The Impact of PTFE in Medical
Plastics such as PTFE flood the medical industry daily. Examining PTFE’s past and present guides us towards its sustainable future.
The medical industry utilizes plastics every second of each day, from catheters and medical packaging to medical devices. One such plastic is pertinent in today’s medical arena and has made an impact for decades. Polytetrafluoroethylene, commonly known as PTFE, is a polymer with a repeating unit structure derived from the monomer tetrafluoroethylene (TFE), a fluorocarbon compound. PTFE has plenty of benefits, such as chemical inertness and thermal stability. As with many synthetic compounds, PTFE has disadvantages as well. We should start from the historical beginning to understand PTFE’s values and dilemmas.

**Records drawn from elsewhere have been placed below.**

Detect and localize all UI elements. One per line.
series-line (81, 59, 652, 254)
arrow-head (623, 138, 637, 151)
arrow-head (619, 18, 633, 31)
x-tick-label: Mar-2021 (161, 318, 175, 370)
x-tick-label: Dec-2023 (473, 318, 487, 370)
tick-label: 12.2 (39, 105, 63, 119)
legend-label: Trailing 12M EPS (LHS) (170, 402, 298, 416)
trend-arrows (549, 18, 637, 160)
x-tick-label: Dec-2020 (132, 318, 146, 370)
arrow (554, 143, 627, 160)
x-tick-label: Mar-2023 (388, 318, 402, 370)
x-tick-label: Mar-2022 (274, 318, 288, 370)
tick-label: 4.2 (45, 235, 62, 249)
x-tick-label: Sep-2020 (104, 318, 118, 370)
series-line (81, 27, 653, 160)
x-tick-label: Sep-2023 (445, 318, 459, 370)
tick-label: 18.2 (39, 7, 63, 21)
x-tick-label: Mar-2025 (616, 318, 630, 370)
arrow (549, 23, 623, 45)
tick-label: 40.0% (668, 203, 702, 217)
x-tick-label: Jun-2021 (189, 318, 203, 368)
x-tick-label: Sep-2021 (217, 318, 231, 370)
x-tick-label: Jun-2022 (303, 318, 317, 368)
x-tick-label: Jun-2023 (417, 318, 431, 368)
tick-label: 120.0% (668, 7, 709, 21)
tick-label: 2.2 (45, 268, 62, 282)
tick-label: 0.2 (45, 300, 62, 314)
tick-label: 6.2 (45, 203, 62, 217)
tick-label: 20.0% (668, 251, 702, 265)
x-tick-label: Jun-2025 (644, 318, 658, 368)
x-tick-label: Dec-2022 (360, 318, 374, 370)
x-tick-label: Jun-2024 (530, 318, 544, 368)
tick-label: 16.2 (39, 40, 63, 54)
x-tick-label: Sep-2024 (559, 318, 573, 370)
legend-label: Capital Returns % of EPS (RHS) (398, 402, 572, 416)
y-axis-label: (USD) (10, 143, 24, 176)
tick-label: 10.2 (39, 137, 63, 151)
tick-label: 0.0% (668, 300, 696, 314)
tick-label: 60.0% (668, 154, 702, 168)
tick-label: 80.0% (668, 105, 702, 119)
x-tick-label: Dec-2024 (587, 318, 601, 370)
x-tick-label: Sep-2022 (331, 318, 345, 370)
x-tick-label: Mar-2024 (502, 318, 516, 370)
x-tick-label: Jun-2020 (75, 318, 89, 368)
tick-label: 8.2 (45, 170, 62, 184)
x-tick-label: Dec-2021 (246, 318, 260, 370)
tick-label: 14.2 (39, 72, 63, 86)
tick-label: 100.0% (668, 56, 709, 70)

You can also read: Fluoropolymers Explained
PTFE’s Historical Past
Science’s history is filled with chance discoveries that impact our lives for years. PTFE is a prime example of this reality. PTFE’s beginnings go back to 1938, when Research Scientist Dr. Roy J. Plunkett stumbled upon PTFE in the E.I. du Pont de Nemours and Company laboratory, now known as DuPont. Dr. Plunkett discovered that TFE gas had polymerized into a solid, which he identified as PTFE. During the polymerization process, the double-bonded carbon atoms of TFE are broken, and the monomers link together in a long chain. This long polymer chain hit the market as Teflon. Since the trademarking of Teflon in 1945 by Kinetic Chemicals, a DuPont partnership with General Motors, the production of PTFE has skyrocketed. By the 1960s, PTFE applications had expanded significantly, with the medical industry using PTFE for implants and surgical tools due to its biocompatibility. PTFE’s revolutionary discovery in the 1930s and subsequent commercialization have advanced the compound from a novel polymer into a crucial material with many applications.
PTFE in The Medical Industry Today
It is evident that the medical industry relies on PTFE daily. Companies such as Solvay supply PTFE to the medical device industry, and companies like Boston Scientific use the raw material to manufacture pacemakers, stents, and scopes. Additionally, PTFE is used in surgical graft material, wound dressings, syringe filters, and catheter coating. It is used in medical devices like forceps and scalpels and medical analysis instruments such as mass spectrometers. Further, modern developments such as nano PTFE and ePTFE, increase PTFE’s performance by expanding upon its benefits. Benefits including nonreactivity, hydrophobicity, and insulation properties make PTFE a versatile option for many medical applications and specialties. With developments and benefits like these, it’s no surprise that PTFE has wide use and value in today’s medical industry. PTFE has come a long way since the days
of Dr. Plunkett. For now, PTFE is ready to evolve further, with improvements aimed at advancing its functionalities and increasing its sustainability.
PTFE’s Future in the Medical Industry
Enhanced patient outcomes through PTFE’s durability, biocompatibility, and versatility are of great benefit. With benefits come burdens and the dilemmas and setbacks of PTFE are no exception. PTFE is resistant to degradation, meaning recycling this polymer is difficult. Future developments may focus on creating methods for recycling PTFE and utilizing sustainable alternatives such as silicone, PHAs and PLA. Additionally, the use of toxic synthetic PFAS chemicals, PFOA, in the production of PTFE are of issue and have since been regulated. This regulation and the subsequent development of alternative production processes leads to newer and more refined products such as GenX. This new arrival has its share of issues as well, issues including toxicity, but may be a good start to a future of plastic products geared towards sustainability. PTFE’s place in the medical industry of tomorrow remains stagnant and uncertain. As advancements in polymer science and the legislation and regulation of PTFE continue, the medical industry will be required to stay current.